同僚の成功を喜べぬ男に、西田は余裕の笑みを向ける。
「妬むな、妬むな」
「あのケチ社長がポンと3億払う気がしないって言ってんの」
「でも、人を8年雇うより割安って……損得勘定に聡い人ならではの決断だと思ったけど」
「だとしてもだ。飲食店みたいな油煙だの外気に晒される環境と精巧なエルゴEMとの相性がよくないのは周知だ。まだ、実際の耐用年数の検証が追っつかない状況ながら、現状は4年から5年なんて試算も開発部門から出てるの知らないのか? それを知って知らずか、大手外食チェーンに営業かけても全滅だったろ。それを、あのやり手社長が知らないわけない」
「……じゃあ、なんでこんな話を持ち掛けてきたんだよ」
正論で殴り倒された西田は仏頂面で酒井を睨む。
「まあ……試したいってのはあるかもなぁ。
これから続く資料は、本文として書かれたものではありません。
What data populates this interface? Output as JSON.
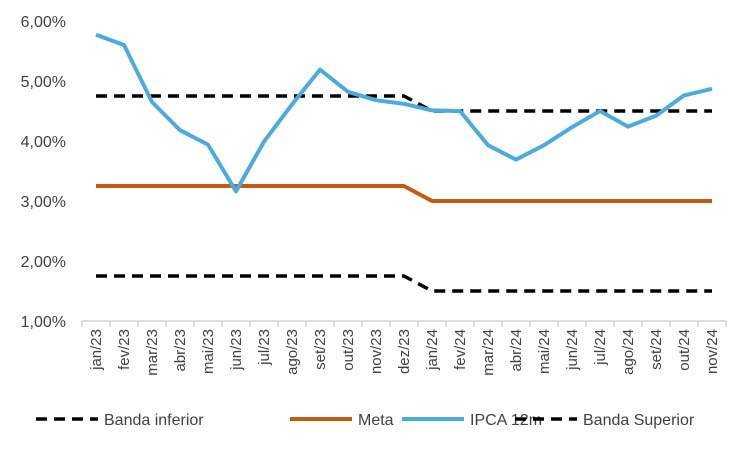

実際、エルゴEMのユーザー評判はかなりのモノだ。性能は勿論、仕草に惚れ込むユーザーが多いって聞くし。なかには自分好みに容姿をカスタマイズする強者もいるとか。それに応えちまうウチの開発も大概だけどさ。それを1日5万円のレンタルで体験できると思えば、って。西田、どうした?」
目を泳がせ始めた同僚に酒井は不審気な瞳を向ける。
「……てない」
「え?」
「レンタルの話をする雰囲気にならなくてさ……」
「は? お前それさ、よく話題になる『無料で仕事やってくれ』ってやつの亜種じゃないか。サービスをタダで試させろ。気に入ったら契約するから、みたいな」
「だってエルゴを10体買うって言ってるんだよ? 3億よ? そこは、まあまあ……ってなるじゃん!?」
縋るような視線の西田から酒井は顔を背けて事務仕事を再開させる。
「俺は知らん。聞いてない。所長にはお前の責任で説明しろ」
「一昨日、缶コーヒー驕ったろ?」
「90万円のレンタル代金を取り逃した面倒は140円じゃ釣り合わん!」
「冷たいぞ! 同期だろ!?」
立て付けの悪さを響かせドアが開いた。
「君らさ、仲がいいのは結構だけど、ほどほどにね。外まで聞こえてたよ」
「東雲所長……」
東日本営業所を纏める東雲靖一が外回りから帰ってきたのだ。
部下全員の視線を集めた四十路の管理職は「なに?」と不審気に問うた。